Que les managers ne fassent pas de différences trop importantes entre les membres de leur équipe en matière de rémunération n’est pas une raison pour les priver de cette possibilité. Même si leurs marges de manœuvre sont faibles, et quand bien même ils ne les utilisent pas toutes, il est important qu’elles existent. Cela leur donne l’occasion d’aborder le volet des rétributions avec leurs collaborateurs, de ne pas être crédibles seulement sur la définition et le suivi des contributions. C’est moins la rémunération des performances en elle-même qui donne du pouvoir aux managers que sa possibilité. Ils contrôlent une zone d’incertitude, synonyme de pouvoir. « Si je me comporte mal, mon chef peut ne pas me louper au moment de l’entretien annuel. Ce n’est pas son style, ni celui de la maison, mais on ne sait jamais » expliquent certains salariés clairvoyants. Le jugement des managers devient alors plus légitime.
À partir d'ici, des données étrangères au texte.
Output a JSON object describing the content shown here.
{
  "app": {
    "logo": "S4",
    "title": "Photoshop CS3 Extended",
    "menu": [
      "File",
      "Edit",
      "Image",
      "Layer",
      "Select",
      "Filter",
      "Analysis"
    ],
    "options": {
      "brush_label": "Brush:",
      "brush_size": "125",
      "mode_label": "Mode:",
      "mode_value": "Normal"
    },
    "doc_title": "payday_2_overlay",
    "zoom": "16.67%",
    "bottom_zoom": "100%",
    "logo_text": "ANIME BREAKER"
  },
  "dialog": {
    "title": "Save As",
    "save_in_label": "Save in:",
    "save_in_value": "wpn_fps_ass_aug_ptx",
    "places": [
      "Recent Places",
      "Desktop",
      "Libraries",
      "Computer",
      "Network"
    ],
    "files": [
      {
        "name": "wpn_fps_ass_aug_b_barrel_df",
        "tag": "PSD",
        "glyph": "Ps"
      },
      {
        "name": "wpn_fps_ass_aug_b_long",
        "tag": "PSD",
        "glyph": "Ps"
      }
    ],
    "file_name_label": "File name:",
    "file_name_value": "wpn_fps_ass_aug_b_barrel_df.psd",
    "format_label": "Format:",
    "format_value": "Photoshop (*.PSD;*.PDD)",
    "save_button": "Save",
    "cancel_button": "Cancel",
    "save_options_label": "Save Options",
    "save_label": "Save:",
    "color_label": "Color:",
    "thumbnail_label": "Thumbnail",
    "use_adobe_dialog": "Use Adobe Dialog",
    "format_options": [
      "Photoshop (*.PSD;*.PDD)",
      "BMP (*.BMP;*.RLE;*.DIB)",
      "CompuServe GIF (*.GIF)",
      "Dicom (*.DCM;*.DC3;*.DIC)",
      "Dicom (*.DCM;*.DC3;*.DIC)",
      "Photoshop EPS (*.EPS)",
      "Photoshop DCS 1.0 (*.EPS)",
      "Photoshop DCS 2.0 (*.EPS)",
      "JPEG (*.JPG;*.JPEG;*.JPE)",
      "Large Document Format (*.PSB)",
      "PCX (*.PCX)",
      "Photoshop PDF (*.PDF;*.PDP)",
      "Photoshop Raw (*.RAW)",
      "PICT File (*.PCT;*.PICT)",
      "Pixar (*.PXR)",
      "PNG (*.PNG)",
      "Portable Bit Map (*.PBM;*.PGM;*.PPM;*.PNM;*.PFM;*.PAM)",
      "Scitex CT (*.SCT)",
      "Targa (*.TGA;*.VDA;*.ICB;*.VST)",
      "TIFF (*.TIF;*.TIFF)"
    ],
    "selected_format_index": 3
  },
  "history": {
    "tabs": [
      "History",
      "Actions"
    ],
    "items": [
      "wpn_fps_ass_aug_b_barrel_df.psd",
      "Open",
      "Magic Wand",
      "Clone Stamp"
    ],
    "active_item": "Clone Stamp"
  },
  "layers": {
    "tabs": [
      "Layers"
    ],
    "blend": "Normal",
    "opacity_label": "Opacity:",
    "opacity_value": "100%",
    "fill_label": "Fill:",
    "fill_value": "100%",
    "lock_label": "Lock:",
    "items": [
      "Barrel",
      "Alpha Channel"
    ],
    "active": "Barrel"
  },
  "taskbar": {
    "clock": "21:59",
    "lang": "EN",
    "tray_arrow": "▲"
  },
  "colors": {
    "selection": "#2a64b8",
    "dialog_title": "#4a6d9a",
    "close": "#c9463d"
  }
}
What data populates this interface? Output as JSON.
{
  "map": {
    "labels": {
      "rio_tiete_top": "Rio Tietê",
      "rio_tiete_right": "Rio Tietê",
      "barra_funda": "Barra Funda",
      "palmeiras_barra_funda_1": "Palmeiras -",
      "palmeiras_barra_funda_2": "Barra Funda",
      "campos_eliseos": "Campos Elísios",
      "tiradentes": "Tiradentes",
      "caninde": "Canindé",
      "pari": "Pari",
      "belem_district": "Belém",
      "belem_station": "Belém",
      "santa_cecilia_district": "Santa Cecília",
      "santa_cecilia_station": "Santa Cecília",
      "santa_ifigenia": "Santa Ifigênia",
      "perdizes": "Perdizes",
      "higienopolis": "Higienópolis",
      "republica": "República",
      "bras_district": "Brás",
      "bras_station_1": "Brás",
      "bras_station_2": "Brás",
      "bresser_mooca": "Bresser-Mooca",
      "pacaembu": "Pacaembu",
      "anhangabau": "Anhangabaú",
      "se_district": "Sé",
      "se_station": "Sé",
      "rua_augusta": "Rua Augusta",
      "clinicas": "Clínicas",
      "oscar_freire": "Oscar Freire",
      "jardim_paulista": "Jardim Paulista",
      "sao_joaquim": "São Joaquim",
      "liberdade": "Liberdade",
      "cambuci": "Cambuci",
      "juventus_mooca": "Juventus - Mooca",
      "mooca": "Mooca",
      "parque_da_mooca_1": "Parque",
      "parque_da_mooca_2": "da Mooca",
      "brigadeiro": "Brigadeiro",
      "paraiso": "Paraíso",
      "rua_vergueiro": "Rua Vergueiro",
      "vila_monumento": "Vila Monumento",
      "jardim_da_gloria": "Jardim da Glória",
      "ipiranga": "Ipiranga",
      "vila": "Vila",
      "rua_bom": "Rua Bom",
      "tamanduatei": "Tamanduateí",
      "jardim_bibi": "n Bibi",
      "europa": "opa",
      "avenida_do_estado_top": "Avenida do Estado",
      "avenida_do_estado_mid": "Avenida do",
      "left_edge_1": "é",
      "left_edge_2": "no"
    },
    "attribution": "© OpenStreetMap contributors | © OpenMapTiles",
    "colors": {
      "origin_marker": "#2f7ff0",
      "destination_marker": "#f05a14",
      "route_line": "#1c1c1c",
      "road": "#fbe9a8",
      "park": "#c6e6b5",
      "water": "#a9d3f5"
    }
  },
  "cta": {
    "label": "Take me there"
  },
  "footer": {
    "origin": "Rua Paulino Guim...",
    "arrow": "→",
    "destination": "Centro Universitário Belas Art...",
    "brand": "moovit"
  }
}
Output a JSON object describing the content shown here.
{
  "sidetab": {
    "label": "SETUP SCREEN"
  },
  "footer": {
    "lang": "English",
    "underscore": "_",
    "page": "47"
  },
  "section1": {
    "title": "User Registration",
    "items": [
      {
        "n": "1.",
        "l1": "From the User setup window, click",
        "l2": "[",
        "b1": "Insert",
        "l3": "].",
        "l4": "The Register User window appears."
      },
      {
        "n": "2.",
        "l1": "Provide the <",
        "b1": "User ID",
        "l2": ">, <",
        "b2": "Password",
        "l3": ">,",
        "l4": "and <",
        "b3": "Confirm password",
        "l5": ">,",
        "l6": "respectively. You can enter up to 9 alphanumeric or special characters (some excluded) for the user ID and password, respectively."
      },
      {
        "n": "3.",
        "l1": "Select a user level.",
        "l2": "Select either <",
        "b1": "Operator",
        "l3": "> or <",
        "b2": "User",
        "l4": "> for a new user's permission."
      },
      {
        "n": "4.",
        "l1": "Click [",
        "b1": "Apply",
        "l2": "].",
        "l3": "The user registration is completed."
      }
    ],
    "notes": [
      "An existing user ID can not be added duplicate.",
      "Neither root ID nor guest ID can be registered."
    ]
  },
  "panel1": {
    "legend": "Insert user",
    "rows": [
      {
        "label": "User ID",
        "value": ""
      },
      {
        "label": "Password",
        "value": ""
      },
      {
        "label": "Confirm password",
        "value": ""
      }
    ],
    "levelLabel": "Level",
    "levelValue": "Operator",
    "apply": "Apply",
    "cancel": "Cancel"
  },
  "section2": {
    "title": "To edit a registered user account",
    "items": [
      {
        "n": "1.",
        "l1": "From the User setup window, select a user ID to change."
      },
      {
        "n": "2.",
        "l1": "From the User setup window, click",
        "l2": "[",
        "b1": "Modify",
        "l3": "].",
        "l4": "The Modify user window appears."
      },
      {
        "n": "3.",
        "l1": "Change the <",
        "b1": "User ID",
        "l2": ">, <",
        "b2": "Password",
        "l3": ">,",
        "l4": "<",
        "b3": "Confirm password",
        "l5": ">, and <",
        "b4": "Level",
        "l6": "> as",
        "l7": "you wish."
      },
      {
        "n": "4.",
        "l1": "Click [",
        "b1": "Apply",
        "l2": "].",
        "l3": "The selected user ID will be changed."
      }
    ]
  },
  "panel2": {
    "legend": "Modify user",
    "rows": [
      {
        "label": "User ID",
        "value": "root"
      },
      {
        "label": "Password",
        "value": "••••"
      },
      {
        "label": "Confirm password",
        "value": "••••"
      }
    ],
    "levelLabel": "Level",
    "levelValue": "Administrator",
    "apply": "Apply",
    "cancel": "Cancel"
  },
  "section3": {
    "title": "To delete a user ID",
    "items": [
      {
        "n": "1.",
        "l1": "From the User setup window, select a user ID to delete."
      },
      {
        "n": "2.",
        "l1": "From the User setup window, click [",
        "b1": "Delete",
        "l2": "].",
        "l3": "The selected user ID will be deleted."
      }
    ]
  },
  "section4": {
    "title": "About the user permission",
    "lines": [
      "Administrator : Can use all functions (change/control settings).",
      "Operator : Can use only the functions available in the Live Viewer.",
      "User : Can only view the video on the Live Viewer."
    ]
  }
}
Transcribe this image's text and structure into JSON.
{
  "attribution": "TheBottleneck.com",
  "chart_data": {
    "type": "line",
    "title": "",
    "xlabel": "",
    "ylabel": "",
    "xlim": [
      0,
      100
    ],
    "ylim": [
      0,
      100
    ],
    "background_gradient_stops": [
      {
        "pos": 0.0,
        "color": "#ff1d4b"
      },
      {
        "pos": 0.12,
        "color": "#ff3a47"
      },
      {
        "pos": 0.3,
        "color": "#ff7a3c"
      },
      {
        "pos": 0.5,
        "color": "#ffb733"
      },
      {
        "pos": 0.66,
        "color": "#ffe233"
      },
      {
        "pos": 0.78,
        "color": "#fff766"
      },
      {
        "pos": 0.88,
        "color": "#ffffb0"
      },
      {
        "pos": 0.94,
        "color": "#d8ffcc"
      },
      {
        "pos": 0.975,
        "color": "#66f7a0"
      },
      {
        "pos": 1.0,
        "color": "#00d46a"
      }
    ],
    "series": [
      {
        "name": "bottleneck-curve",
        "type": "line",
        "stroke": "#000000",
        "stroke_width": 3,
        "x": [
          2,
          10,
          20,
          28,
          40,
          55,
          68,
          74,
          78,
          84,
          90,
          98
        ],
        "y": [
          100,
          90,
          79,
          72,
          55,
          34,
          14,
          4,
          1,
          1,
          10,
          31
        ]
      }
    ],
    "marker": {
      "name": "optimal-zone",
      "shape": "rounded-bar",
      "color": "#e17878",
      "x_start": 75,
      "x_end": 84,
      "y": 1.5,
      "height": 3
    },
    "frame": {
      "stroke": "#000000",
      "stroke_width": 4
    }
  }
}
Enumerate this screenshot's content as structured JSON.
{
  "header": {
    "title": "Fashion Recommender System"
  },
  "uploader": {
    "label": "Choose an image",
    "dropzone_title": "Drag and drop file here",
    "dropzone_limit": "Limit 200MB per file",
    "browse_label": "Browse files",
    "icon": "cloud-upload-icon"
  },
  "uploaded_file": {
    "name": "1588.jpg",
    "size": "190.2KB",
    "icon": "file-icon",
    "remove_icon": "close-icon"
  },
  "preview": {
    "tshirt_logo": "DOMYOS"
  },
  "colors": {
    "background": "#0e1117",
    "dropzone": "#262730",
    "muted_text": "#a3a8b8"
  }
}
Pour qu’ils puissent dire « non », il faut leur donner la possibilité de dire « oui ».

La rémunération des performances doit bel et bien être pensée comme un élément à part entière du système de management. Il faut que les managers aient leur mot à dire sur le montant d’augmentation individuelle et/ou de bonus de leurs collaborateurs. Moins parce que la rémunération, comme facteur de motivation, entre directement dans le processus de production des performances, que parce que, dans les mains des managers, elle assoie leur légitimité, leur donne du pouvoir. Par ailleurs, que les managers saupoudrent ou que les enveloppes pour rémunérer les performances soient réduites ne sont pas de bonnes raisons de renoncer. L’important n’est pas que les performances soient effectivement rémunérées, mais qu’il soit possible de le faire. Moins pour une question de motivation des collaborateurs que de pouvoir des managers.